Multitalent Willy Wiedmann Foto: privat

Bad Cannstatt erhält ein verlorenes Stück Kunst zurück – die Galerie Wiedmann ist an alter Stelle beim Jakobsbrunnen wiedereröffnet worden.

Bad Cannstatt - Wenn einer verdient, als Multitalent zu gelten, war es Willy Wiedmann (1929–2013). Er studierte nach einer Lehre als Möbeltischler nicht nur an der Stuttgarter Musikhochschule, sondern begann danach an der Stuttgarter Akademie auch ein Kunststudium. Als freier Musiker und Komponist arbeitete er von 1954 bis 1964 beim Württembergischen Staatstheater und bei öffentlich-rechtlichen Rundfunk- und Fernsehsendern sogar bis 1982.

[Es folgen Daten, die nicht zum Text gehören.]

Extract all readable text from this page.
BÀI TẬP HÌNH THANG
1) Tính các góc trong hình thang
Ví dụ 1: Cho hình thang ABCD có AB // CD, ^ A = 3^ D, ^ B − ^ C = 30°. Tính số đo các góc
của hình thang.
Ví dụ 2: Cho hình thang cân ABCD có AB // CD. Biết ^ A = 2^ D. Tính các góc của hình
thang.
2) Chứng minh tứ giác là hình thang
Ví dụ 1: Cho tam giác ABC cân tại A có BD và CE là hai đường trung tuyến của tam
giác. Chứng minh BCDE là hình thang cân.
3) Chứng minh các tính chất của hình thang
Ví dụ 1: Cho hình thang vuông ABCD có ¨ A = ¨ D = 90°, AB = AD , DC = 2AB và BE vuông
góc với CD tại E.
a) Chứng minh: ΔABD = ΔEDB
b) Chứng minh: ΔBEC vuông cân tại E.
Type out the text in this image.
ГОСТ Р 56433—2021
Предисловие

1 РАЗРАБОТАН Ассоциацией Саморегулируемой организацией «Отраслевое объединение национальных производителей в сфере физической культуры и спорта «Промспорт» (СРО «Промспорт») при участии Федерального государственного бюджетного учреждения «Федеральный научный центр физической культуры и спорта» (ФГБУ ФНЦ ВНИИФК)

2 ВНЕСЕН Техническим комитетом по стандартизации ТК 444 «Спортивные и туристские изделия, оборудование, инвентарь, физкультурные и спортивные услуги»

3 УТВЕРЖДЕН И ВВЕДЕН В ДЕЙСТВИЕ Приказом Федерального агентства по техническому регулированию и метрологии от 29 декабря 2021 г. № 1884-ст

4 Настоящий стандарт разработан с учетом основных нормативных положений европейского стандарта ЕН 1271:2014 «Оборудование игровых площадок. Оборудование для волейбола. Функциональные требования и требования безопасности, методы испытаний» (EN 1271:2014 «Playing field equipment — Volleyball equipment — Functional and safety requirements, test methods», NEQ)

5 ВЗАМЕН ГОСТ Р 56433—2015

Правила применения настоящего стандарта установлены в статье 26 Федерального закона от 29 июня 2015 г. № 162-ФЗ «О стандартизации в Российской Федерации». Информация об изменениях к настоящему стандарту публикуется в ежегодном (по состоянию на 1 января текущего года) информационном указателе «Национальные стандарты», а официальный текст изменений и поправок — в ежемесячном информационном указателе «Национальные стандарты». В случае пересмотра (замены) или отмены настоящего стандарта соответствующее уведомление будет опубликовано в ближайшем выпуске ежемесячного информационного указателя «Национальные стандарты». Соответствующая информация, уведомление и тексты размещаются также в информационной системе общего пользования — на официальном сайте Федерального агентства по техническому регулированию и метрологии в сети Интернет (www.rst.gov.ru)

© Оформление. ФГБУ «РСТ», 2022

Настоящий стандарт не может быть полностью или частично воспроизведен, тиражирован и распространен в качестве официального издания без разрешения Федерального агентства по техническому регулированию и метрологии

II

Als Künstler erweiterte er mit seiner Polykon-Malerei das herkömmliche Mehrtafelbild des Di- oder Triptychons. Schon 1964 eröffnete er in Bad Cannstatt die Galerie am Jakobsbrunnen, förderte junge Künstler, stellte aber auch berühmte Kollegen wie Dali, Braque oder Picasso aus und unter etlichen Pseudonymen sich selbst.

Als Eugen vom Engelsbogen wagte er sarkastische Blicke in die Zukunft, als Emilio Gräsli erfand er duftig aquarellierte Poeme. Gedichtet hat er sowieso, und Schriftsteller war er auch. Viel Zeit steckte er in die Galeriearbeit, leitete in der Nachfolge von Hermann Metzger das traditionsreiche Kunsthöfle, betreute die Galerie im Amtsgericht Bad Cannstatt und bis 1977 die TWS-Etagengalerie in Stuttgart. Sogar das 1. Polizeirevier rüstete er mit Kunst aus. Nebenher renovierte er in jahrelanger Eigenarbeit das im 16. Jahrhundert erbaute Fachwerkhaus beim Jakobsbrunnen und eröffnete 1983 gleich daneben einen Bildhauergarten.

Die offene Dynamik seiner Polykon-Malerei bewährte sich, als der Maler nach der Renovierung der Pauluskirche in Zuffenhausen 1984 mit deren Ausmalung beauftragt wurde. Die wabenähnliche Verflechtung abgeschrägter Vierecke gestattete die Aneinanderreihung miteinander verschränkter Flächen. Außerdem wusste Wiedmann das geometrische Grundgerüst sowohl gegenständlich als auch abstrakt zu deuten. So stehen sich an den Seiten der Kirche Schöpfungsgeschichte und die „neue Welt Gottes“ gegenüber, während an der Orgelempore die „gefallene Welt“ mit Kain und Abel, dem babylonischen Turmbau, dem Tanz ums goldene Kalb, dem Elend der Armen und einer verdorrten Baumruine zu denken gibt.

Für Willy Wiedmann bedeutete Zuffenhausen den Anstoß zur „Wiedmann-Bibel“, der längsten gemalten Bibel der Welt. Das Mammutwerk beschäftigte ihn 16 Jahre lang bis zur Jahrtausendwende. Seine Premiere hatte es jetzt beim Evangelischen Kirchentag in Stuttgart. Die Kinder des Künstlers, Cornelia und Martin Wiedmann, haben es „sich zur Mission gemacht, den letzten Wunsch ihres Vaters zu erfüllen“, nämlich das inzwischen digitalisierte Werk weltweit zu verbreiten. Es ist jetzt als App mit 3333 Bildern erhältlich. Wer der Kunst lieber leibhaftig begegnen möchte, hat dazu in der neu eröffneten Galerie Wiedmann an alter Stelle beim Jakobsbrunnen Gelegenheit.

Stuttgart-Bad Cannstatt, Tuchmachergasse 6. Bis zum 18. Juli. Mi 10 bis 18, Fr 13 bis 18, Sa 11 bis 16 Uhr.